I’ve been following NCP and its development. The 2nd batch Helios4 is about to ship and i’ll get mine, so i’ll be setting up my home cloud soon. I’m wondering about the (functional) differences between the docker version and the “bare metal” install. All i could find is the docker one (naturally) doesn’t run wifi. In particular i’m interested in these elements that NCP seems to have spend good effort on :

  • security
  • SBC optimisations
  • BTRFS snapshots / syncing (provided the underlying filesystem is formatted as such).

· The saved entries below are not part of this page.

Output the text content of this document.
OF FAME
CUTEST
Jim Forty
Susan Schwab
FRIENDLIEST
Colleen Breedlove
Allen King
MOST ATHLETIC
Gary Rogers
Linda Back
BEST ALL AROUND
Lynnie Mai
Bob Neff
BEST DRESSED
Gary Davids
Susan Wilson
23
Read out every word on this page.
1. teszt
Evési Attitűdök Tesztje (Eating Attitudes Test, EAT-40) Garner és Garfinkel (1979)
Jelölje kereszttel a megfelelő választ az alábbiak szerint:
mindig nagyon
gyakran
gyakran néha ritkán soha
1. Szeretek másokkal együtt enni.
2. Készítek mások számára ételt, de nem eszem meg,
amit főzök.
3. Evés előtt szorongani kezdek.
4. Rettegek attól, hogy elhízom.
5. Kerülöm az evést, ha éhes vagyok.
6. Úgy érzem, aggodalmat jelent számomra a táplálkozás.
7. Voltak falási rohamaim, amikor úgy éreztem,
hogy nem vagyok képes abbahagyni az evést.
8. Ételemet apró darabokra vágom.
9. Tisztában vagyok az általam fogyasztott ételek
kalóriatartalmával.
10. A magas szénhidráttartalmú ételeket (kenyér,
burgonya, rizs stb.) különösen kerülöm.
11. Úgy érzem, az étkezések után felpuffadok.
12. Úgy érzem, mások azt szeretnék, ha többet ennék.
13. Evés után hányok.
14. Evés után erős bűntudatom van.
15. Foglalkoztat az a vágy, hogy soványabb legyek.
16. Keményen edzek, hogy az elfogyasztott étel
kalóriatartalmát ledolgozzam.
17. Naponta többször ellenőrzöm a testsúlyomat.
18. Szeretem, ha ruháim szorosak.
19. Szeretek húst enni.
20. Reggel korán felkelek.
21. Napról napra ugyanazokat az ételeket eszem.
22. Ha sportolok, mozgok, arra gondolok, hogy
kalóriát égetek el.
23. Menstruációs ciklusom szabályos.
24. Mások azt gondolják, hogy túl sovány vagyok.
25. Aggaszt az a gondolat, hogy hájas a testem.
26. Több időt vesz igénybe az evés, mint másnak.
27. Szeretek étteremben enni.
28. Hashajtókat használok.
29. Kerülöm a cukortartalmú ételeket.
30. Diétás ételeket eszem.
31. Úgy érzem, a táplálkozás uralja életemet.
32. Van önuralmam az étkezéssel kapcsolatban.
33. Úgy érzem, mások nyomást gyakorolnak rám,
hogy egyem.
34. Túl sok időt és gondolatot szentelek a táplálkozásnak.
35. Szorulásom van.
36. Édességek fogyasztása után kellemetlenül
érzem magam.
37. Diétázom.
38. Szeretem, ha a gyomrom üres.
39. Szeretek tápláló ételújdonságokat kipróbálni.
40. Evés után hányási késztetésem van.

I’m also wondering about the performance hit of docker. Especially since i’m already planning to use LUKS disk encryption, as i understand an impact that grows with the amount of disks used.
Related -but subjective- one of the benefits of docker is easy service migration, is that relevant seeing one could simply run the NCP install script on a different device (and import the backup) ?

Many thanks

Welcome @Koen84,

As for deploying, both Docker and the NCP curl installer, make installing NCP relativily simple. That was the whole point; make it easier to install.

There is wiki page on how to back-up and restore.

As for docker, it’s possible to have Docker use a mountpoint for ncdata, more reading on backup and restore strategies here

Thanks. :slight_smile:

Last blogpost says docker is still trying to be brought up to par with bare metal ? And i honestly don’t have any expertise of docker. Hence my questions if it is -or even can be- equal.

As for backup, i had read that overview and i’m convinced that dataless backup + btrfs snapshots / sync is the way to go. Just not sure (yet) if the btrfs route is possible within docker client (for sure i could setup on the host itself).